Sommige uitdrukkingen uit die begintijd worden nog steeds gebruikt bijvoorbeeld: “Ik ga hangen” of “ik ga afbellen” als je het gesprek wilt beëindigen of “verkeerd verbonden” als de telefoniste de verkeerde abonnee had gegeven.
De meeste steden en dorpen vielen vanaf 1904 onder de “Rijkstelefonie” van het ministerie van Waterstaat Handel en Nijverheid. Op sommige van de toestellen was ook het wapen van de Rijkstelefonie aangebracht. De steden Amsterdam, Rotterdam en den Haag brachten de telefoondienst echter onder bij het elektriciteitsbedrijf (Plaatselijke Telefoon Dienst). De telefoontoestellen van deze drie gemeenten hadden hun eigen logo of opschrift op de toestellen, Amsterdam de drie kruisjes, Rotterdam het wapen van de stad Rotterdam en Den Haag de Ooievaar. In oktober 1940 zijn de drie PTD’s “genaast” en onder het Staatsbedrijf der PTT geplaatst.
Het telefoontoestel thuis en elders
Ericsson combineert de losse microfoon en telefoon tot de telefoonhoorn. Dit wandtoestel is gebruikt van 1893 tot 1917 en werd eerst met één en later met twee batterijen uitgevoerd.
De Skeleton of “Eiffeltoren” van Ericsson had ook een batterij maar deze werd in een kast of onder het bureau geplaatst. Dit toestel is gebruikt tussen 1892 en 1920.
De gebruikers waren niet zo gecharmeerd van de opengewerkte Skeleton en dus komt Ericsson in 1895 met een gesloten toestel. Dit toestel draagt het wapen van de “Rijkstelefonie”.
Omdat de batterij bij de abonnee om de paar maanden vervangen moest worden is er voor gekozen om de batterij in de centrale te plaatsen. Spreken dus eerst over een Lokaal Batterij systeem (LB systeem) is dat nu een Centraal Batterij systeem (CB systeem). Hiervoor werden de bestaande toestellen vervangen of omgebouwd. De handgenerator kon ook vervallen omdat nu bij het afnemen van de telefoonhoorn de telefoniste al werd gewaarschuwd.

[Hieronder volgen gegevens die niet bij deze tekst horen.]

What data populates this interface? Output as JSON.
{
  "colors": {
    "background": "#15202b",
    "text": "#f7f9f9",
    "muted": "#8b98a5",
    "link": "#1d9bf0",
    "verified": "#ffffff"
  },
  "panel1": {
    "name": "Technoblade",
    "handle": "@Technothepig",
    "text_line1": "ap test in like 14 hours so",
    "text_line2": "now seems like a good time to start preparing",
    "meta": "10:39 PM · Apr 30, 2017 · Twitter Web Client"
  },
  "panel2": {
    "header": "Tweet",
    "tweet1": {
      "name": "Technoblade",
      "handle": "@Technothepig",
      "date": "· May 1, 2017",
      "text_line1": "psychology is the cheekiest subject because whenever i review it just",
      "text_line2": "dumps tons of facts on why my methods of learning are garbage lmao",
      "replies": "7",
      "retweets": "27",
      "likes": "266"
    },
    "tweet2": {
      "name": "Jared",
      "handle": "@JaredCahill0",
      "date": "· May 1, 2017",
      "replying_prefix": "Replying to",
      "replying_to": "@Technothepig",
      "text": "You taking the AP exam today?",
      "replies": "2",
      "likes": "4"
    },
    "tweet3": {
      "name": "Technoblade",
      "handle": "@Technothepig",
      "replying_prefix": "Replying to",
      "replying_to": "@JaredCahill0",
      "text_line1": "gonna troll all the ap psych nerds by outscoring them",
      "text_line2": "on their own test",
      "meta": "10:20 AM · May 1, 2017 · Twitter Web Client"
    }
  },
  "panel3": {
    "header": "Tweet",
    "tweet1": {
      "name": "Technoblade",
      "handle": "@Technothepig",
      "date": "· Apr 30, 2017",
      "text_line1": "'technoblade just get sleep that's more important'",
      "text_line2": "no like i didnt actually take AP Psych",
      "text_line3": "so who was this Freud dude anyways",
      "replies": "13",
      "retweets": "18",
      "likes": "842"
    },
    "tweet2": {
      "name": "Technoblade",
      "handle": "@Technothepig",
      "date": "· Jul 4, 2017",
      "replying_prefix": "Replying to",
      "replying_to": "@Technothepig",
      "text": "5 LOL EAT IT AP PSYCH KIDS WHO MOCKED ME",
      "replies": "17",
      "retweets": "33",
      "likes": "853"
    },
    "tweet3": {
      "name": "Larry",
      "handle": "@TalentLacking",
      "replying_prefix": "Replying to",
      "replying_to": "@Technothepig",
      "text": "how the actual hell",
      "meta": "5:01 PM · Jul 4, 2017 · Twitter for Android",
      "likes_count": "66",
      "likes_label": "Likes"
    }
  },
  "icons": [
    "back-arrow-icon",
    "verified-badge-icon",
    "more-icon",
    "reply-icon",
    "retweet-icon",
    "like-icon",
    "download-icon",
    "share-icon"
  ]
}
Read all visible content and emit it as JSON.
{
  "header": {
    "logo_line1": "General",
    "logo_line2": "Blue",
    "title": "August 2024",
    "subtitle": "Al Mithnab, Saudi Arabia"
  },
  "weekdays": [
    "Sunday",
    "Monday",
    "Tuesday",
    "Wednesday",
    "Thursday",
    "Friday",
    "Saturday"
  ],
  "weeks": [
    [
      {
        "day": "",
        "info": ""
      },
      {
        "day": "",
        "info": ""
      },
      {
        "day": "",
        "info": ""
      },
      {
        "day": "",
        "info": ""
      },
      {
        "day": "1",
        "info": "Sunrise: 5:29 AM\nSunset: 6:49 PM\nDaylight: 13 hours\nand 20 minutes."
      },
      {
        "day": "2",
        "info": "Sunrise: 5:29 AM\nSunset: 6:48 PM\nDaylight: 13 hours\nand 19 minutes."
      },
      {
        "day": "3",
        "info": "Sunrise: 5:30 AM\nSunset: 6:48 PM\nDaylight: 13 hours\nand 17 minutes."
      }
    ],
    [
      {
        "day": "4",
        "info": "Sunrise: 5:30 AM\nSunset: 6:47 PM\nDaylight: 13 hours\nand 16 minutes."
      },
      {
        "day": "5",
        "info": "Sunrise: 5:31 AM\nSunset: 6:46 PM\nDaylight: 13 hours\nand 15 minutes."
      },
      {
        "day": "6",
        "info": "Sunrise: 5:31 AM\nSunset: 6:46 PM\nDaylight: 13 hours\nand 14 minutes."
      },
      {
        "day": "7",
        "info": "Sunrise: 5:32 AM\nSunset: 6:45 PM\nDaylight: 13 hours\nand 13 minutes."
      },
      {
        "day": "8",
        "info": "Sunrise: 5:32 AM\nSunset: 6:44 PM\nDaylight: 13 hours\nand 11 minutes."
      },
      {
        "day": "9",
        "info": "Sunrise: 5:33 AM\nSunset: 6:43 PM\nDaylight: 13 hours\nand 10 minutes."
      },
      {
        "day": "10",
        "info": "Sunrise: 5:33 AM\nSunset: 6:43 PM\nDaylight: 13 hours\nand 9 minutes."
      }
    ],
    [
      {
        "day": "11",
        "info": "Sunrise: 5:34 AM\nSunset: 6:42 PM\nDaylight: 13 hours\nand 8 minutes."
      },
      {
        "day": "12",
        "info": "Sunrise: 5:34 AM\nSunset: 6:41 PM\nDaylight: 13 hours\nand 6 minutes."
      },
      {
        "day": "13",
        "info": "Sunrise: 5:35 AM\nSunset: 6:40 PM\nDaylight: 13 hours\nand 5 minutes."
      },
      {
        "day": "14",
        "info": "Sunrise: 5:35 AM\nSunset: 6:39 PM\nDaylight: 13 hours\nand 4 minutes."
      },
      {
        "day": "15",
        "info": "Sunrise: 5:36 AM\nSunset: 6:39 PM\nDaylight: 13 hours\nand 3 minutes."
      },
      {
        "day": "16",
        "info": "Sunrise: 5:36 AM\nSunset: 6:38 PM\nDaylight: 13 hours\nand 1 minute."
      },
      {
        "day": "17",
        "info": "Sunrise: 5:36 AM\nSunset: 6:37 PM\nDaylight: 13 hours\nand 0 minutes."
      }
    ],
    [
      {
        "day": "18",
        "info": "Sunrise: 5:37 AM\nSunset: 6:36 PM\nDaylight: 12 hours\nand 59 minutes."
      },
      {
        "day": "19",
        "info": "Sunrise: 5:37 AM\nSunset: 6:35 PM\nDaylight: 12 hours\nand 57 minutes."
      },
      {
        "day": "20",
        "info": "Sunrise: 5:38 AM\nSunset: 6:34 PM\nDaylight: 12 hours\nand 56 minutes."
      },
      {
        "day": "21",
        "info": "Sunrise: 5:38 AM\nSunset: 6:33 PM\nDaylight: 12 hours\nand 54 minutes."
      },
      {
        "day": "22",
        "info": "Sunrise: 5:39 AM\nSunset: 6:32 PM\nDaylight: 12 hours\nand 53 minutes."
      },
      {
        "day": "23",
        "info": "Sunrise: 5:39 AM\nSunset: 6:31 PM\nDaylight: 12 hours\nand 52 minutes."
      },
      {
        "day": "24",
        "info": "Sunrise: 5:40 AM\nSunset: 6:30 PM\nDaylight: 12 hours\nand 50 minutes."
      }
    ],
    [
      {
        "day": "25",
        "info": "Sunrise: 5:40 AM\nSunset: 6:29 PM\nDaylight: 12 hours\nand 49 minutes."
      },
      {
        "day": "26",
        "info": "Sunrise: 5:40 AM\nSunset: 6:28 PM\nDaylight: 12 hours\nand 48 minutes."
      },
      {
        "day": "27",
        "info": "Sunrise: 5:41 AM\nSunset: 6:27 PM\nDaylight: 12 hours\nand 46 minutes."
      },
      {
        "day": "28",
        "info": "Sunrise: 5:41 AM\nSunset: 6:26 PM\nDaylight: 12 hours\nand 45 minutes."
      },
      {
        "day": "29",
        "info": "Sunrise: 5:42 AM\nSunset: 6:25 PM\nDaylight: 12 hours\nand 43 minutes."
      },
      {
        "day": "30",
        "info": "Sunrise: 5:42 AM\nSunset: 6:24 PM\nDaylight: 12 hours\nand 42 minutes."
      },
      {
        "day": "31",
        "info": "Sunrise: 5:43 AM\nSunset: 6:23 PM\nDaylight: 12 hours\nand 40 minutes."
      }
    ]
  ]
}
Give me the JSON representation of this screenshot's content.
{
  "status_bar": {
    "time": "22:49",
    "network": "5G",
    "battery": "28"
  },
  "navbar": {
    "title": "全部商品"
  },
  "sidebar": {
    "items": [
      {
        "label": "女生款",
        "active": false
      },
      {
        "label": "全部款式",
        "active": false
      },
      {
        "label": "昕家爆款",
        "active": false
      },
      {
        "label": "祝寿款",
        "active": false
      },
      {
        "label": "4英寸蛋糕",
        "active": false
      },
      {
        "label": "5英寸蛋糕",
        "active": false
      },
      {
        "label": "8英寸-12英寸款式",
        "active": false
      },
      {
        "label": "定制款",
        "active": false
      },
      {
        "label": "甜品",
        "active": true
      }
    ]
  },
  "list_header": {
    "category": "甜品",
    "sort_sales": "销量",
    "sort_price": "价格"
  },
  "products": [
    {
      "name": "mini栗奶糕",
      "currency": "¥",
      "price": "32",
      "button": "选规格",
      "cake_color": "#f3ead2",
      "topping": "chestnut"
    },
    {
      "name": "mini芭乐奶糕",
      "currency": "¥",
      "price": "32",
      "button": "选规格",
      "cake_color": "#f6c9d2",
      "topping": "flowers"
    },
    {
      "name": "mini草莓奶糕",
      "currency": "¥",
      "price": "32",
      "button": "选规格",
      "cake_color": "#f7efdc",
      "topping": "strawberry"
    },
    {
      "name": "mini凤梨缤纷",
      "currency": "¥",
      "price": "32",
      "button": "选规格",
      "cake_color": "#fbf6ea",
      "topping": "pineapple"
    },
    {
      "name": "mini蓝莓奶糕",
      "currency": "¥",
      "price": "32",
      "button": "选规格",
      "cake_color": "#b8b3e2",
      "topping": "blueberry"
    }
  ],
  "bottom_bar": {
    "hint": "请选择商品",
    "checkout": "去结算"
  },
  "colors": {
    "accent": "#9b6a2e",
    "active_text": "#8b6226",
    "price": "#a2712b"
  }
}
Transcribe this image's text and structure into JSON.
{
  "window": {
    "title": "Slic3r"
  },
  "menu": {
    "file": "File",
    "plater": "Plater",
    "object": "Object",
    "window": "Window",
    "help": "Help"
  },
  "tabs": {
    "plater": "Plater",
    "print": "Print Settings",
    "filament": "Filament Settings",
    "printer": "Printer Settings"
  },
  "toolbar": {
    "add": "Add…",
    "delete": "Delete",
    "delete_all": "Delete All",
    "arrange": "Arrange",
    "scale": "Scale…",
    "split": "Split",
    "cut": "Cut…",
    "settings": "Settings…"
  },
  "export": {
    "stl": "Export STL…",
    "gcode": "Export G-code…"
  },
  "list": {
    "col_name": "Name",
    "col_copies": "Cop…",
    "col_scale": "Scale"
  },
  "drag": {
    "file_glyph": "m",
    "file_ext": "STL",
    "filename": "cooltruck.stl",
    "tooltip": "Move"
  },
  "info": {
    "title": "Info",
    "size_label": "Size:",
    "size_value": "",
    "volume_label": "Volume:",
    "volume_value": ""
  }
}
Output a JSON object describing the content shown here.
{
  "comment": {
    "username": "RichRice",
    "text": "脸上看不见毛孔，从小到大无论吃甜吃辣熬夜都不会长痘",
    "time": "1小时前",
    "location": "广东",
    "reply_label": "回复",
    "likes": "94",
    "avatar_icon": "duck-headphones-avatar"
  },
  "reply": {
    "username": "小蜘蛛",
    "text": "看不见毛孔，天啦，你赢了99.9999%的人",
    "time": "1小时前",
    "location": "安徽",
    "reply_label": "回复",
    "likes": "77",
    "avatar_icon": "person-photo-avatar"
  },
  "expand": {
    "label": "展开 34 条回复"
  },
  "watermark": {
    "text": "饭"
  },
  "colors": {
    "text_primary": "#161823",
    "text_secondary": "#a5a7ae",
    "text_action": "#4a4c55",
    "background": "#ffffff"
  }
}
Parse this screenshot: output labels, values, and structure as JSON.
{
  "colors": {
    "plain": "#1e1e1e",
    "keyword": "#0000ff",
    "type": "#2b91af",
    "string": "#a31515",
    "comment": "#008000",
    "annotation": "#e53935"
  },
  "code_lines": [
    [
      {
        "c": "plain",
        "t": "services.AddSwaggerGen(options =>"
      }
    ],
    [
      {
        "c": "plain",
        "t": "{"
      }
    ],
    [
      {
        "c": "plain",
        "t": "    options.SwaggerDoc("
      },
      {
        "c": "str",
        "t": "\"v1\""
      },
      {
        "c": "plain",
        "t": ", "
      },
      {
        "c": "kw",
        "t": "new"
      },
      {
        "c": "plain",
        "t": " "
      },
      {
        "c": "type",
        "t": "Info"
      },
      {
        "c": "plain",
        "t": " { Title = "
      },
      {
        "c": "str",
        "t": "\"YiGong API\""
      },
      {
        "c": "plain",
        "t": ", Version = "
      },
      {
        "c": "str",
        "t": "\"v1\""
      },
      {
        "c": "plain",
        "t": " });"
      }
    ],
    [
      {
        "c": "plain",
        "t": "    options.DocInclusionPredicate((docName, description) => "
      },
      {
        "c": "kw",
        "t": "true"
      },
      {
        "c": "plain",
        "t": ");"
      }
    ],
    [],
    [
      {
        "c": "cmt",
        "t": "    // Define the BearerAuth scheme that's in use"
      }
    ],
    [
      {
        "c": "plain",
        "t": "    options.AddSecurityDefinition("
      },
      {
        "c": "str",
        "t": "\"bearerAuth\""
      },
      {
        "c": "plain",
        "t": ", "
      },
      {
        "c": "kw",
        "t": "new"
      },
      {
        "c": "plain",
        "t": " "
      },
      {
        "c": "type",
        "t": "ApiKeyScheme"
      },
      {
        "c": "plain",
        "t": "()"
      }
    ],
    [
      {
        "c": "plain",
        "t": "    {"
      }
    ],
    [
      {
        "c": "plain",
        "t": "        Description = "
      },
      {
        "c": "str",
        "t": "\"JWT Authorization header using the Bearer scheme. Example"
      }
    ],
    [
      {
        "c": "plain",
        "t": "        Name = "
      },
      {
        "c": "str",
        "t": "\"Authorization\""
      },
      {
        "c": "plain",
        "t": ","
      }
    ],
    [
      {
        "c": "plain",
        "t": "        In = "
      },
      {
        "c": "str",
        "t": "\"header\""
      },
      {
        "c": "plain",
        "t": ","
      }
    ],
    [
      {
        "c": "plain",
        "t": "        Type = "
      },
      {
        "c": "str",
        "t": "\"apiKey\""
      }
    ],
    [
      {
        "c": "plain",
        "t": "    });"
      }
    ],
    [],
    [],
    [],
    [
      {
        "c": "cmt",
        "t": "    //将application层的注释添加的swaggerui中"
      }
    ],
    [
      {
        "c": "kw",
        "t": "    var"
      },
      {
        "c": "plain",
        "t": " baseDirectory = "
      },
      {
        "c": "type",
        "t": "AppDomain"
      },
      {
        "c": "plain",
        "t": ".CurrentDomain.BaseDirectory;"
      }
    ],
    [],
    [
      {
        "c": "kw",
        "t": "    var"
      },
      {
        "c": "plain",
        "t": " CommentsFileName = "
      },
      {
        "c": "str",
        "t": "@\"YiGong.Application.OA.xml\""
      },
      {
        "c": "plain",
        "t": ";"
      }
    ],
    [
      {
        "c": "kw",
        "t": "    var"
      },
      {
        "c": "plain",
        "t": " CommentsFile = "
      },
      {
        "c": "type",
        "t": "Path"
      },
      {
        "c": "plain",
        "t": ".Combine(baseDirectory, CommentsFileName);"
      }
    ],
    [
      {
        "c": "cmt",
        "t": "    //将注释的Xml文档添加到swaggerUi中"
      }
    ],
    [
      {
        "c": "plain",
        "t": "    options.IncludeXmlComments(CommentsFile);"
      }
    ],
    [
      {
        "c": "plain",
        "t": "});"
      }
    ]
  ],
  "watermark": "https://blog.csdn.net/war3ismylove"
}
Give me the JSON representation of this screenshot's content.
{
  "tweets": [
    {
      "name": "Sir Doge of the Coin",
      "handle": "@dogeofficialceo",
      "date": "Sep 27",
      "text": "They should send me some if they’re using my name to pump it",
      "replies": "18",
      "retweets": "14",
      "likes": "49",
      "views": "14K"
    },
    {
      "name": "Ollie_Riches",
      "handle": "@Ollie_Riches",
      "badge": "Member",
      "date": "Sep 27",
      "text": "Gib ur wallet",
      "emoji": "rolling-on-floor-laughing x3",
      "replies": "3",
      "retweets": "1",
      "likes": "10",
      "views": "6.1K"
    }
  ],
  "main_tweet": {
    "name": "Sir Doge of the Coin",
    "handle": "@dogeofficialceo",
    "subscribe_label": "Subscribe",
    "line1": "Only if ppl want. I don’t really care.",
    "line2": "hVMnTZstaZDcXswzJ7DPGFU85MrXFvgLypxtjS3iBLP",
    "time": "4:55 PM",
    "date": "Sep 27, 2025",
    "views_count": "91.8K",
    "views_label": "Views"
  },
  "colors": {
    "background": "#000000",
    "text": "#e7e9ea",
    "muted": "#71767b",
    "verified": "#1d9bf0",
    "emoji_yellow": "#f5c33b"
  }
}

Dit nog houten toestel is geproduceerd bij de Electrische Werktuigen Fabriek in Rijen. In 1920 heeft Ericsson deze fabriek opgekocht en is de toestelproductie van Ericsson in Rijen gestart.
Dit is een van de eerste deels metalen telefoontoestellen zonder inductor, hier in de uitvoering van de Amsterdamse Gemeentelijke Telefoondienst. Dit toestel is gebruikt van 1909 tot 1930.
De “Candlestick” werd gemaakt tussen 1900 en 1930. Dit toestel kennen we vooral uit Amerika en werd wel gebruikt in de Laurel en Hardy films. In de Candlestick was geen plaats voor de bel en spreektransformator, deze werden in een apart houten kastje geplaatst.
In 1891 patenteert de Amerikaanse begrafenisondernemer Strowger een automatische kiezer waarmee een automatische telefooncentrale kon worden samengesteld. Vanaf 1915 worden deze centrales gebouwd en moeten dus de telefoontoestellen worden voorzien van een kiesapparaat, de kiesschijf. De werking van zo’n kiesapparaat was vastgelegd, namelijk het kortstondig onderbreken van de draad naar de centrale, maar niet de uitvoering ervan. Daarom is er in de beginjaren een aantal varianten op de markt verschenen. Zo bouwde een Duitse Wapenfabrikant en Siemens en Halske een kiesschijf waarbij de 10 gaten geheel rechts op de schijf waren geplaatst. Het bedienen van de kiesschijf werd als zeer moeilijk gezien door de fabrikant en daarom werd op de kiesschijf de volgende tekst geschreven:
HANDLEIDING. Wenscht men b.v. No. 35 op te roepen, dan: neemt men de telephoon van den haak, steekt den vinger in gat 3 der schijf, draait deze tot den vinger tegen de aanslag stoot en laat de schijf los. Ditzelfde herhaalt men met gat 5. Daarna drukt men 2 tot drie seconden op den schelknop en neemt de telephoon aan het oor. Hoort men brommen in de telephoon dan is het nummer bezet en hangt men de telephoon aan den haak. Men roept dan later weder op.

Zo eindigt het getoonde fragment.